When the earth shook in Kathmandu on April 25, it dumped a seven-story building on top of 15 year-old Pemba Tamang. The boy was trapped under the weight of a world that for him and thousands of others literally tore apart and collapsed like a scene from a sci-fi doomsday movie.

Then five days passed. Helpless and alone, he waited, and survived. I figure that comes to about 7,200 minutes. Even a couple minutes can be scary if you find yourself crushed under debris, unable to move. I can’t imagine his plight for hour after hour in the dark, wondering what’s next as tremors continued for days, each rumble threatening to sever the tiny thread of life he desperately clung to. Finally a combined Nepalese and American disaster response team heard his cries for help, and brick by brick dug him out. “I thought I was just hallucinating again,” he said, when light finally broke through between the concrete slabs that wedged him into a deep crevice. Covered in dust from head to foot and squinting in the bright sunlight, he was surprisingly coherent and responsive, enough so to manage a little hand wave to a cheering crowd of jubilant onlookers, desperate for good news.

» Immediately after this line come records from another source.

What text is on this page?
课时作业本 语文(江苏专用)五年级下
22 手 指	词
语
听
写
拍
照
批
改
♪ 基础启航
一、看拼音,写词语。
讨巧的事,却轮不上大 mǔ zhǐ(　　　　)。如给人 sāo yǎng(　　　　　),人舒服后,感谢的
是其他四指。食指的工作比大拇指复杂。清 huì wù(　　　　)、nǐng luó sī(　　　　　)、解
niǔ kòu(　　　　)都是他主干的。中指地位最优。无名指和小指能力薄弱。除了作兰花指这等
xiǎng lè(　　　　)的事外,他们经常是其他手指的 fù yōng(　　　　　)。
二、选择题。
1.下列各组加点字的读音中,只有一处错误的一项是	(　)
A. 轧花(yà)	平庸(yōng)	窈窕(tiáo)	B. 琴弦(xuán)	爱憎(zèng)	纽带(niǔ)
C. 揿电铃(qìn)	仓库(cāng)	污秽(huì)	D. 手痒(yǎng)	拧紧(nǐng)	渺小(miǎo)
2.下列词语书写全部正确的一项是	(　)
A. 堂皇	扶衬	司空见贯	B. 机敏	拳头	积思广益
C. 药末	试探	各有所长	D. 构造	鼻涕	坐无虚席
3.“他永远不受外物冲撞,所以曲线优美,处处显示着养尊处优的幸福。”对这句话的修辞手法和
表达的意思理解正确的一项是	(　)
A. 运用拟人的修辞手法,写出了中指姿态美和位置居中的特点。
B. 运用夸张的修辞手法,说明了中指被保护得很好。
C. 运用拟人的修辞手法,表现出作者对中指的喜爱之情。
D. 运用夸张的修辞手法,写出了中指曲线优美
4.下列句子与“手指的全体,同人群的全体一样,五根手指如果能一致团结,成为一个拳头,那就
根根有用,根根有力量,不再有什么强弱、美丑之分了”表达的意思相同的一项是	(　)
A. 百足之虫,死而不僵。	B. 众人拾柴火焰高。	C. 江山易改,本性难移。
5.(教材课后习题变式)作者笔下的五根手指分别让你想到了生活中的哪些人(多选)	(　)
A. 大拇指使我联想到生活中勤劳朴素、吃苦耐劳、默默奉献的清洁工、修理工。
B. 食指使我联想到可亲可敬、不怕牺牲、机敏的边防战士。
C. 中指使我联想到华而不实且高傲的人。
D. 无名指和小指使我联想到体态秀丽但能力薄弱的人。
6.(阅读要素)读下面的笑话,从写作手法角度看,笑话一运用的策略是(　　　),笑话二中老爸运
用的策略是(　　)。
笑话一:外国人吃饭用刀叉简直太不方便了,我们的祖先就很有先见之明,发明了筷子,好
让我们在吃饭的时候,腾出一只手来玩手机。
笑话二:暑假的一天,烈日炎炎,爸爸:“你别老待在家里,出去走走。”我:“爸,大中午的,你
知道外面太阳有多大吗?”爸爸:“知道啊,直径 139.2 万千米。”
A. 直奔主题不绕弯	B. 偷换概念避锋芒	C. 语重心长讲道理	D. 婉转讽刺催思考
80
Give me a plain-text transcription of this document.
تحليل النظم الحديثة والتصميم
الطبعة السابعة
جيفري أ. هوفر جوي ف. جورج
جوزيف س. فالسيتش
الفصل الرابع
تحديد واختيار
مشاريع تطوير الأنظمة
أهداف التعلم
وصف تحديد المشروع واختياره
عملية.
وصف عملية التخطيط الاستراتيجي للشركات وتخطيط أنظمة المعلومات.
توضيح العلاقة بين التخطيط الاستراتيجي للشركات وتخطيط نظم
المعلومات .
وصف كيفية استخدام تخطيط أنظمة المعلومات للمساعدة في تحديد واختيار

nepal-earthquake-survivor-1I will try to remember Pemba’s struggle and his remarkable patience next time I have to wait at the grocery store check-out line, or when the cars in front of me aren’t moving quickly enough at the Starbuck’s drive-through. I will remember that any small inconvenience in my so-called busy life is nothing compared to five days in a hole. I will also think about the parallel between this story and the way the God of the Bible is always on a rescue mission, searching for the lost, for those who are buried under tons of personal rubble, trapped without a chance of escaping on their own. I can personally testify that He hears even the faintest cry for help, and won’t stop digging for us until His saving hand pulls us out of what could have been our spiritual grave. We are told that “. . . there is more joy in heaven over one lost sinner who repents and returns to God than over ninety-nine others who are righteous and haven’t strayed away!” (Luke 15:10 NLT) That sounds like a cheering crowd to me.